Men who sexually assault or batter women rely on other men to remain silent and do nothing. They rely on it! They want you to believe it’s nobody’s business what they do to “their” wife or girlfriend.But it is the business of those of us who care about women; our daughters, spouses, sisters, mothers and friends. This violence and abuse is our business. It’s everybody’s business and it’s time to stop it. And the truth is… if sexual and domestic violence is going to stop, men are going to have to stop it.

A woman who is abused is often left isolated, scared and alone as she struggles to make a new life for herself and her children. She endures serious injury and continuous insult. The man who abuses her routinely pounds into her heart the idea that she is worthless and no one would help her if he (or she) were to leave. He has taken her money and controls her financial assets in his efforts to entrap and control her.

Your generosity can provide her the hope and the inspiration that there will be a better day and a life free from the threat, or reality, of violence. And she will know that there are men in her community who care enough to support her efforts to be safe and free.

How do I start?

Do you have a skill, service or business that can help? We’re asking you to donate free or discounted goods and services that will help women heal from the wounds and rebuild their lives for themselves and their families.

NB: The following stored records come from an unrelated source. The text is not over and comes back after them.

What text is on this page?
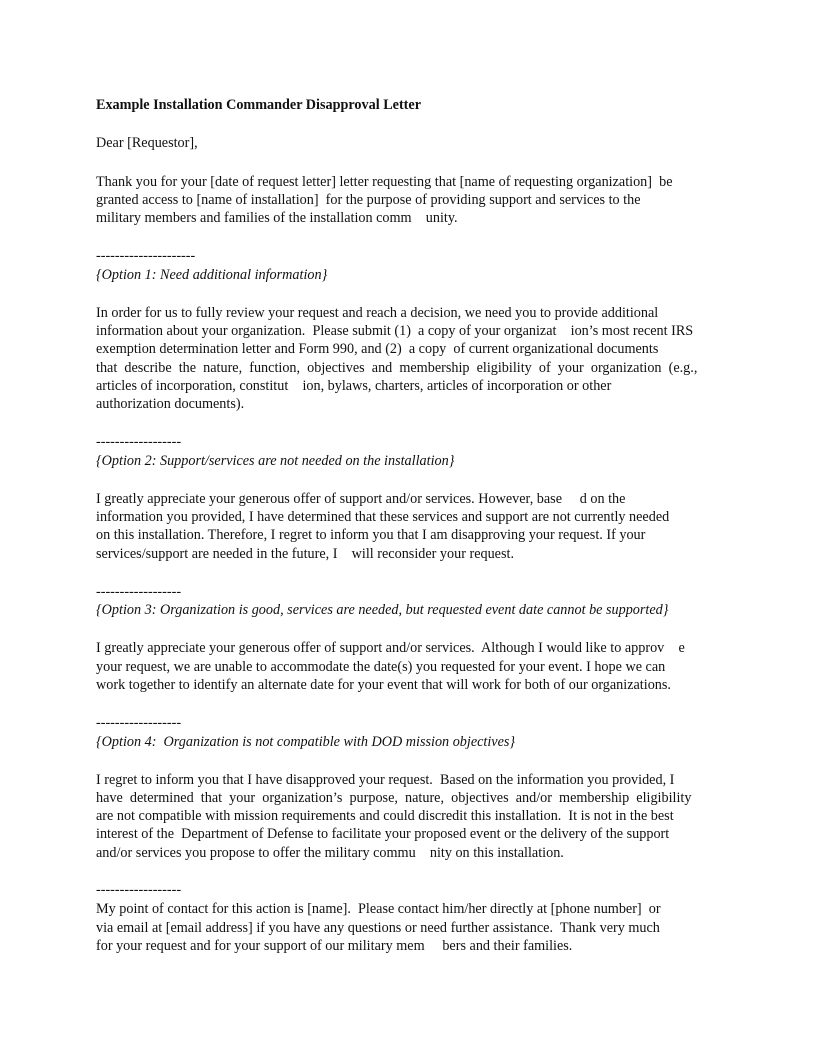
Example Installation Commander Disapproval Letter
Dear [Requestor],
Thank you for your [date of request letter] letter requesting that [name of requesting organization]  be
granted access to [name of installation]  for the purpose of providing support and services to the
military members and families of the installation comm    unity.
---------------------
{Option 1: Need additional information}
In order for us to fully review your request and reach a decision, we need you to provide additional
information about your organization.  Please submit (1)  a copy of your organizat    ion’s most recent IRS
exemption determination letter and Form 990, and (2)  a copy  of current organizational documents
that  describe  the  nature,  function,  objectives  and  membership  eligibility  of  your  organization  (e.g.,
articles of incorporation, constitut    ion, bylaws, charters, articles of incorporation or other
authorization documents).
------------------
{Option 2: Support/services are not needed on the installation}
I greatly appreciate your generous offer of support and/or services. However, base     d on the
information you provided, I have determined that these services and support are not currently needed
on this installation. Therefore, I regret to inform you that I am disapproving your request. If your
services/support are needed in the future, I    will reconsider your request.
------------------
{Option 3: Organization is good, services are needed, but requested event date cannot be supported}
I greatly appreciate your generous offer of support and/or services.  Although I would like to approv    e
your request, we are unable to accommodate the date(s) you requested for your event. I hope we can
work together to identify an alternate date for your event that will work for both of our organizations.
------------------
{Option 4:  Organization is not compatible with DOD mission objectives}
I regret to inform you that I have disapproved your request.  Based on the information you provided, I
have  determined  that  your  organization’s  purpose,  nature,  objectives  and/or  membership  eligibility
are not compatible with mission requirements and could discredit this installation.  It is not in the best
interest of the  Department of Defense to facilitate your proposed event or the delivery of the support
and/or services you propose to offer the military commu    nity on this installation.
------------------
My point of contact for this action is [name].  Please contact him/her directly at [phone number]  or
via email at [email address] if you have any questions or need further assistance.  Thank very much
for your request and for your support of our military mem     bers and their families.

Are you a member of a civic or community group? such as the Chamber of Commerce, Rotarians, Kiwanis? How about a church, synagogue, mosque or tribal spiritual community? Are you a member of a sportsman’s club or community athletics organization?

MENding Project resources

We have provided the necessary forms to engage men in your community to organize a local MENding project initiative. In the links above you will find a brochure that can be downloaded and printed with your local contact information included on the back panel along with the brochure printing instructions for commercial printers. You will also find the necessary pledge forms, window and counter top MENding display cards, a sample list of 60 pro-bono businesses to approach, a pledge sheet to track and tally donations, model thank you letters, fact sheets, confidentiality statements, and cover sheets explaining the project. While we are providing sample documents, please feel free to adapt them to your location and needs.

THE MENDING PROJECT envisions men going to the hardware store, the auto shop, the grocery store, the gym, the doctor, the dentist, the locksmith and the lumber company and seeing the MENding pledge on countertops and displayed in business windows all over town. We also envision women seeing those same signs.

Our efforts, in conjunction with a strong criminal justice system response, lets men who are inclined to use violence know that they cannot abuse women and children in our town, our city, our village or on our reservation—because the men here care for all the women, and girls, and boys of our community. And it is that caring heart that is mending the harm.

Please join with other men (and women) working together to stop the violence and mend the harm.